Not as much has been written about the Civil War in the Western theatre. More has been written about the Eastern theatre since several of the bigger, more famous battles occurred there. This book helps to tilt the scale a bit more to a balance about the history of the Civil War.
Garland Clarke is a microbiologist with interests in historical epidemiology. He served in the U.S. Army as an artillery officer and has an interest in the Civil War and other nineteenth-century wars from an epidemiological point of view. Clarke edited and added notes to the Civil War diaries of Edward Kelley and Edward H. Smith, men from the Mendota, Illinois, area who volunteered to serve in the Union Army. Clarke has not changed the writing style of either. Kelley was not as literate or as refined as Smith was; neither mentions the other in their diaries.

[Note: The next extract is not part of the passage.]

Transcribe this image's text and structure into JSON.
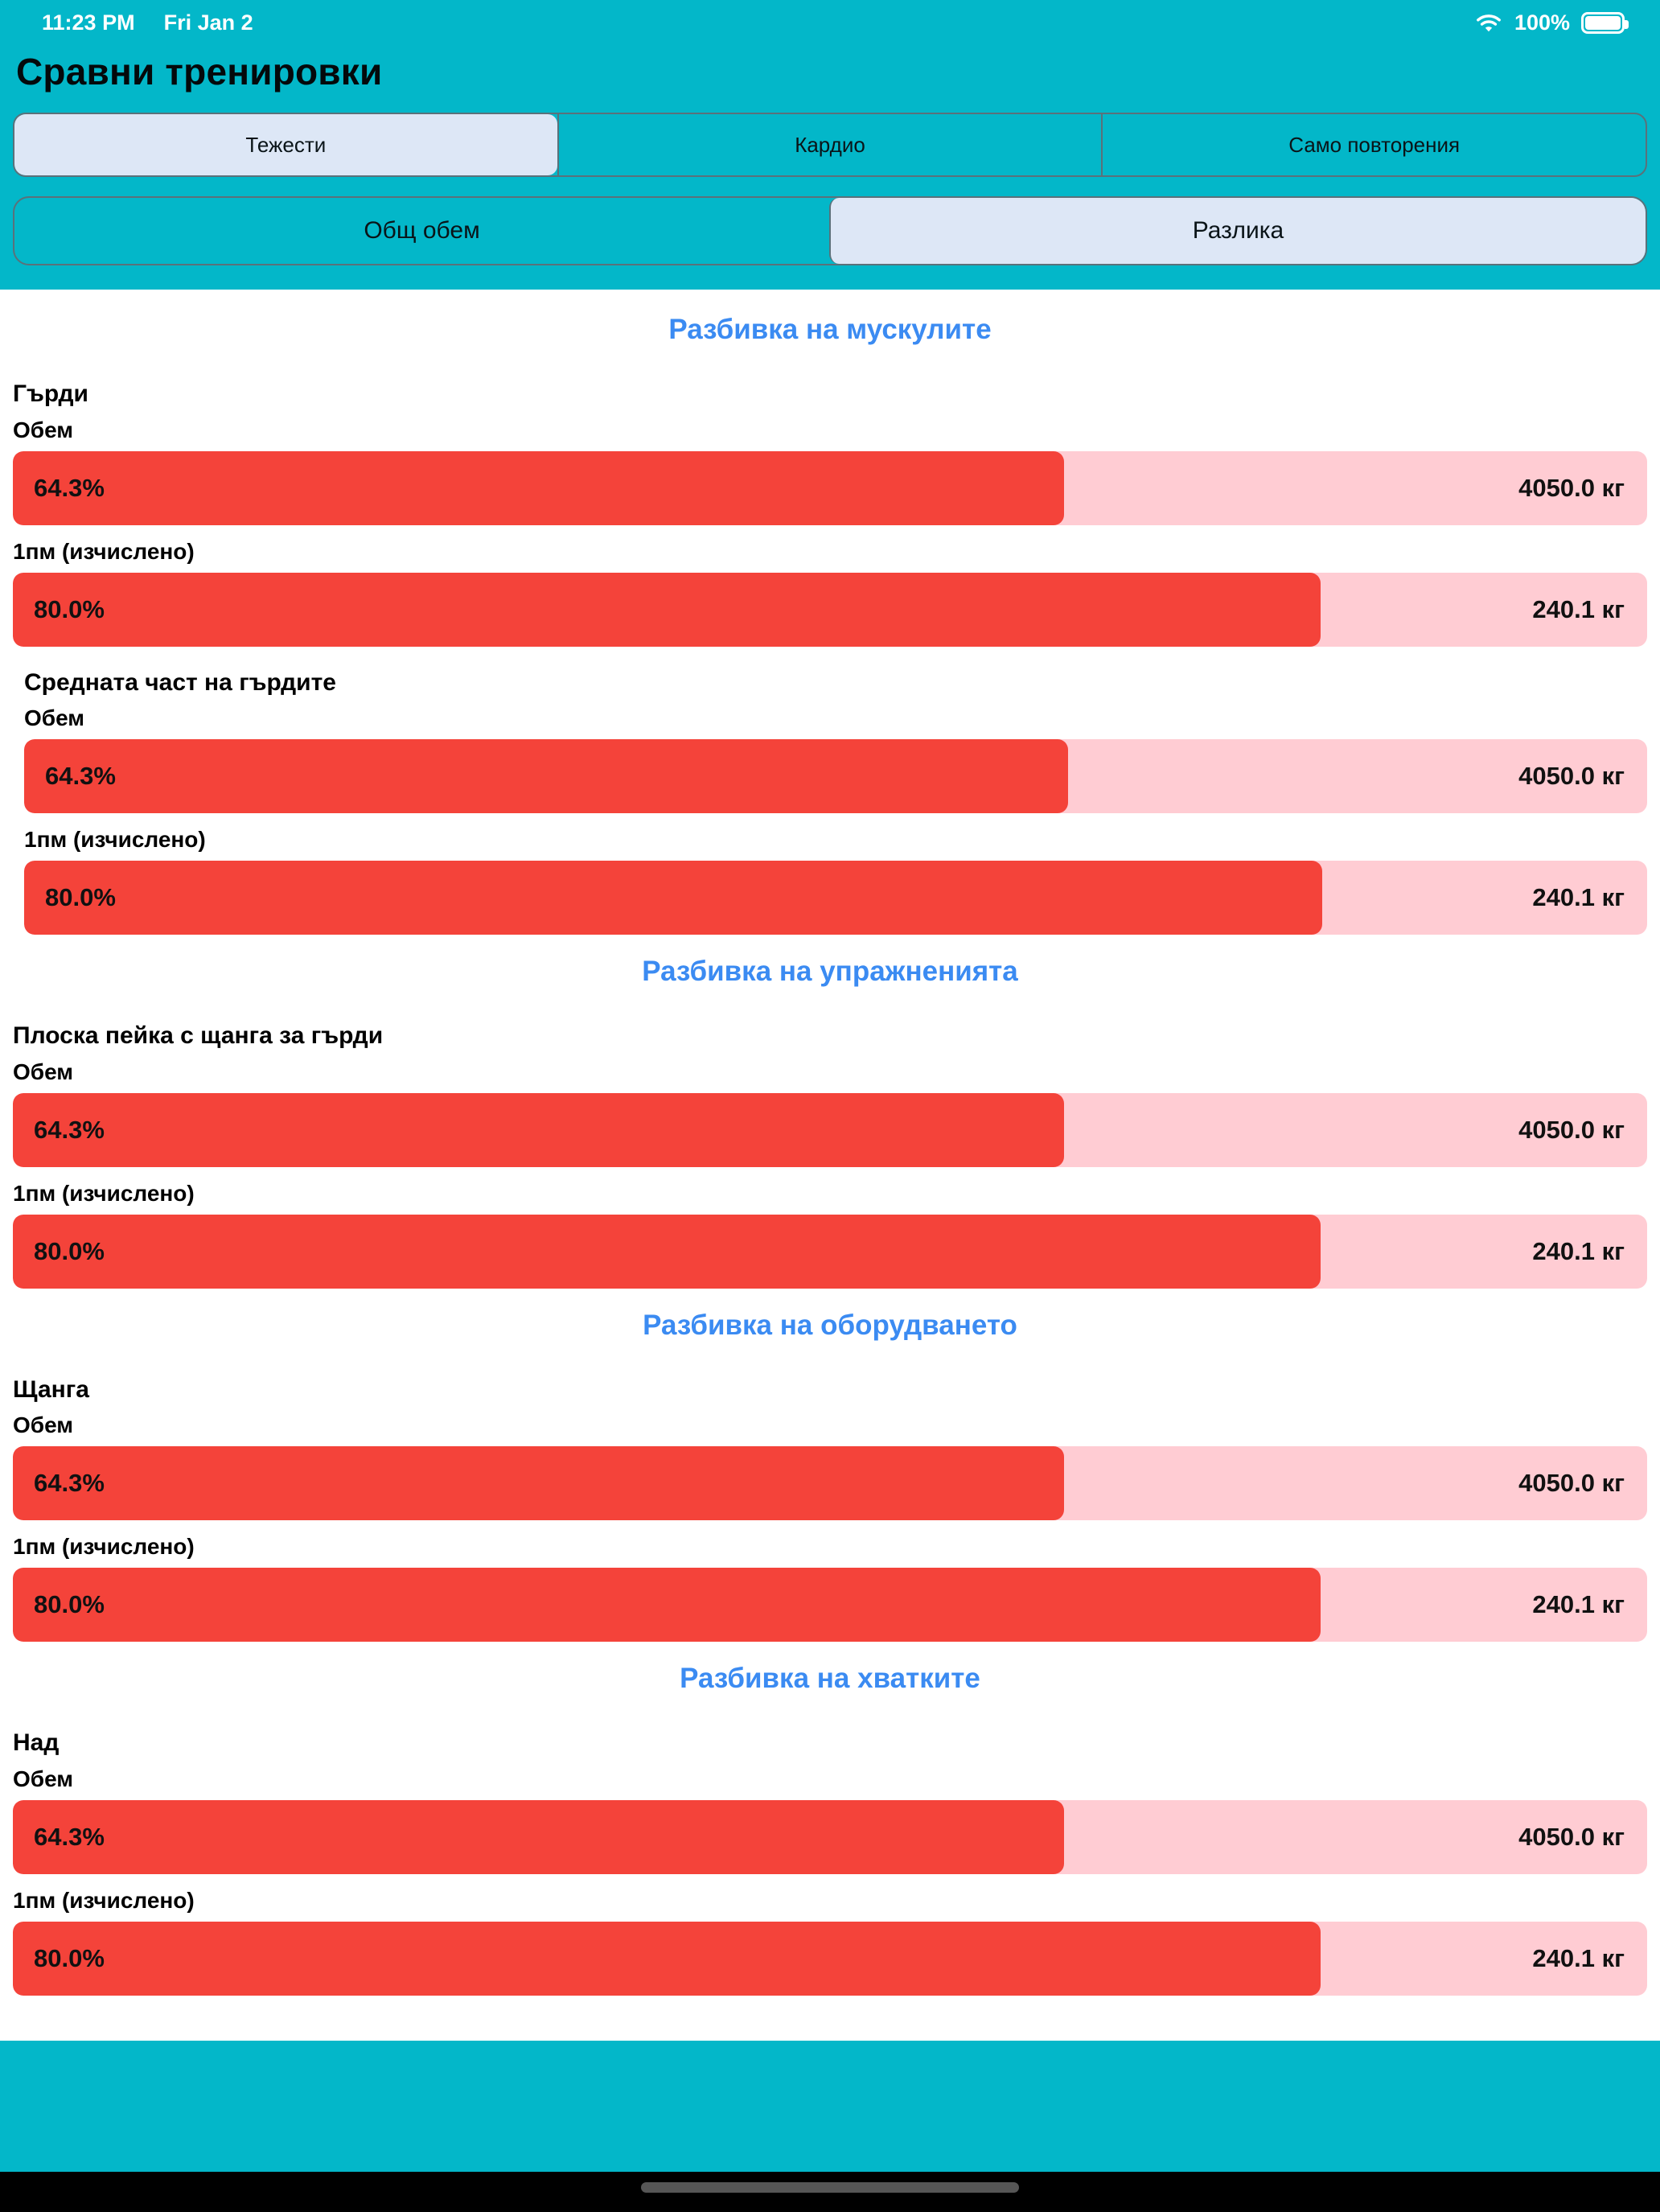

Kelley and Smith write about many mundane things in their lives as soldiers, often simply listing what they did on a given day. At other times they give details about a battle or other events. Clarke clarifies things with notes about what a word means or gives a fuller historical description as to what happened. The two soldiers were involved in some famous and not so famous battles. Some of the famous ones included Pea Ridge, Prairie Grove, Vicksburg, the Red River Campaign, and the Mobile Campaign. They give firsthand accounts of the events of these battles.
Clarke notes that disease killed many of the soldiers and was a major problem in the Civil War. Sanitation methods had not been totally accepted yet and certain medicines were not yet available on a larger scale. Many of the wounded might have survived if health conditions were better. Most people in those days just did not know any better about sanitation.
With Kelley’s writing the reader has to interpret some of the words, but not with Smith’s. Clarke wants to present these diaries as authentically as possible to the reader so that he or she may get a real feeling of what happened. Clarke has some photos and bibliographical references, but there are no maps which might help the reader keep track of where the soldiers were going.
This book is a primary source on the Civil War history especially of the Western theatre and is recommended for any Civil War collection.